Given the prodigious turn he is able to extract from even the most docile surface, it is worth, at the very least, to have Parkinson in the squad to give Root the option of having a bowler capable of producing moments of magic when wickets are hard to come by. Fielding Parkinson isn’t the risk it might seem. Over the last decade England have almost exclusively fielded five-man attacks, reducing the need of someone like Leach to perform a holding role. If someone has a tough Test, there are enough bowlers around to provide cover. And anyway, Parkinson isn’t the stereotypical leg-spinner who serves up a half-tracker an over – his economy rate in the 2021 County Championship was just 2.30 runs per over.
England shouldn’t be put off by the recent travails of Yasir Shah in Australia.

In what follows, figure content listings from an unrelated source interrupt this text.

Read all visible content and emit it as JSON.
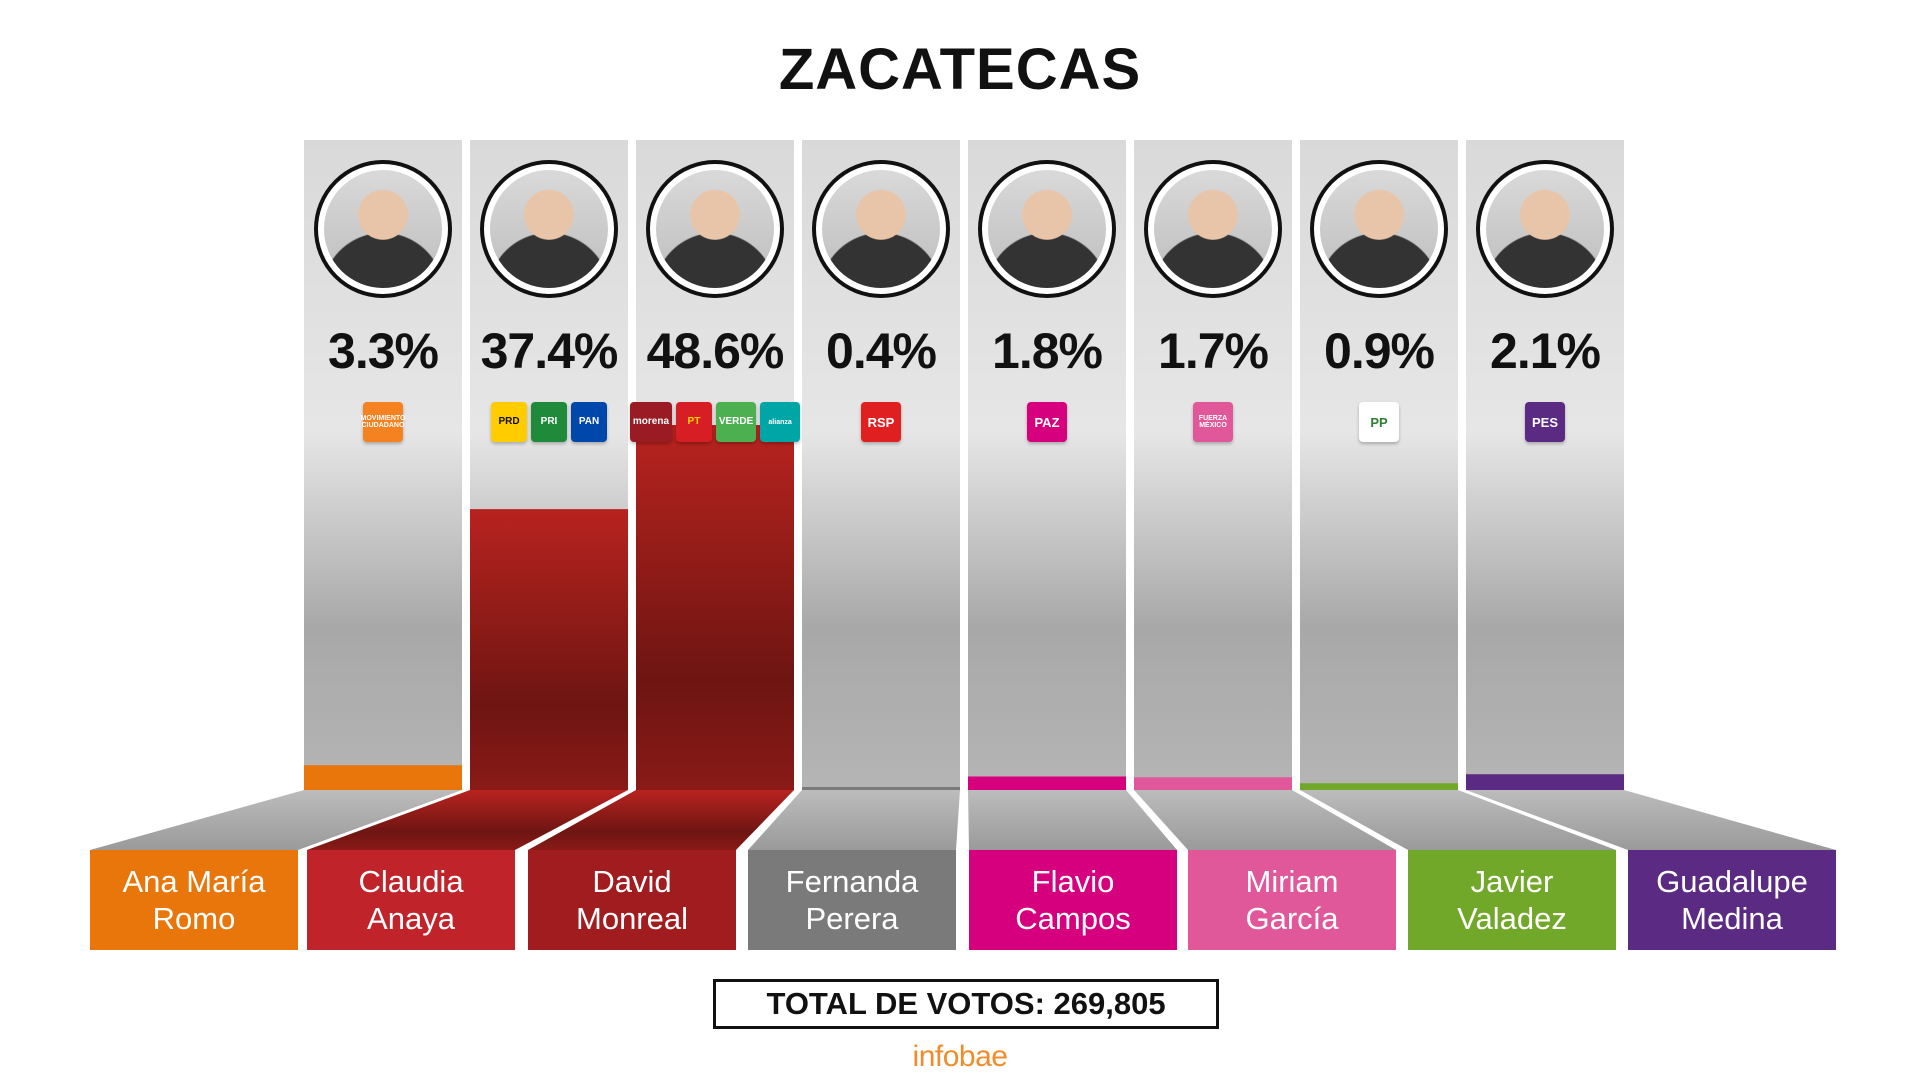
{
  "title": "ZACATECAS",
  "total_label": "TOTAL DE VOTOS: 269,805",
  "brand": "infobae",
  "chart_data": {
    "type": "bar",
    "title": "ZACATECAS",
    "categories": [
      "Ana María Romo",
      "Claudia Anaya",
      "David Monreal",
      "Fernanda Perera",
      "Flavio Campos",
      "Miriam García",
      "Javier Valadez",
      "Guadalupe Medina"
    ],
    "values": [
      3.3,
      37.4,
      48.6,
      0.4,
      1.8,
      1.7,
      0.9,
      2.1
    ],
    "value_labels": [
      "3.3%",
      "37.4%",
      "48.6%",
      "0.4%",
      "1.8%",
      "1.7%",
      "0.9%",
      "2.1%"
    ],
    "ylim": [
      0,
      48.6
    ],
    "grid": false,
    "legend": "none"
  },
  "candidates": [
    {
      "line1": "Ana María",
      "line2": "Romo",
      "pct": "3.3%",
      "color": "#e8760a",
      "logos": [
        {
          "text": "MOVIMIENTO CIUDADANO",
          "bg": "#f58220",
          "icon": "mc-logo"
        }
      ]
    },
    {
      "line1": "Claudia",
      "line2": "Anaya",
      "pct": "37.4%",
      "color": "#c0242a",
      "logos": [
        {
          "text": "PRD",
          "bg": "#ffcc00",
          "fg": "#111",
          "icon": "prd-logo"
        },
        {
          "text": "PRI",
          "bg": "#1f8b3a",
          "icon": "pri-logo"
        },
        {
          "text": "PAN",
          "bg": "#0047ab",
          "icon": "pan-logo"
        }
      ]
    },
    {
      "line1": "David",
      "line2": "Monreal",
      "pct": "48.6%",
      "color": "#a01c1f",
      "logos": [
        {
          "text": "morena",
          "bg": "#9b1b24",
          "icon": "morena-logo"
        },
        {
          "text": "PT",
          "bg": "#d81e25",
          "fg": "#ffd400",
          "icon": "pt-logo"
        },
        {
          "text": "VERDE",
          "bg": "#4caf50",
          "icon": "verde-logo"
        },
        {
          "text": "alianza",
          "bg": "#00a6a6",
          "icon": "nueva-alianza-logo"
        }
      ]
    },
    {
      "line1": "Fernanda",
      "line2": "Perera",
      "pct": "0.4%",
      "color": "#7a7a7a",
      "logos": [
        {
          "text": "RSP",
          "bg": "#e02020",
          "icon": "rsp-logo"
        }
      ]
    },
    {
      "line1": "Flavio",
      "line2": "Campos",
      "pct": "1.8%",
      "color": "#d6007f",
      "logos": [
        {
          "text": "PAZ",
          "bg": "#d6007f",
          "icon": "paz-logo"
        }
      ]
    },
    {
      "line1": "Miriam",
      "line2": "García",
      "pct": "1.7%",
      "color": "#e0589a",
      "logos": [
        {
          "text": "FUERZA MÉXICO",
          "bg": "#e0589a",
          "icon": "fuerza-mexico-logo"
        }
      ]
    },
    {
      "line1": "Javier",
      "line2": "Valadez",
      "pct": "0.9%",
      "color": "#72a82a",
      "logos": [
        {
          "text": "PP",
          "bg": "#ffffff",
          "fg": "#2e7d32",
          "icon": "pp-logo"
        }
      ]
    },
    {
      "line1": "Guadalupe",
      "line2": "Medina",
      "pct": "2.1%",
      "color": "#5b2a82",
      "logos": [
        {
          "text": "PES",
          "bg": "#5b2a82",
          "icon": "pes-logo"
        }
      ]
    }
  ]
}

The Pakistan leggie – who is quick through the air and bowls with a relatively flat trajectory – couldn’t be further away stylistically from Parkinson. As we all know, leg-spinners can thrive in Australia and aside from the obvious, Mitchell Swepson was one of the bowlers of last year’s Sheffield Shield, taking 32 wickets at 23.40.
Parkinson has grabbed the attention of another Australian leg-spinner. “I think Matt Parkinson is very, very good,” said Shane Warne earlier this year. “I really like the look of the way he bowls and he is a great addition to the white-ball cricket, but also I see him playing a huge part in Test cricket, especially in Australia.
“I wouldn’t be surprised in that first Test match at the Gabba if he is pencilled in the XI. I think of the Australian conditions, the pace he bowls, the amount of bounce and spin he gets, I think he is perfectly suited to Australian conditions.”
If there’s one thing worth listening to Warne on, it’s bowling leg-spin in Australia. Like Leach, you get the impression that the England camp doesn’t fully trust Parkinson. He wasn’t included in any of the squads for the home India series and was recently not even named as one of the reserves for the T20 World Cup. But if there’s one time to take a considered punt on him, it’s for the Ashes.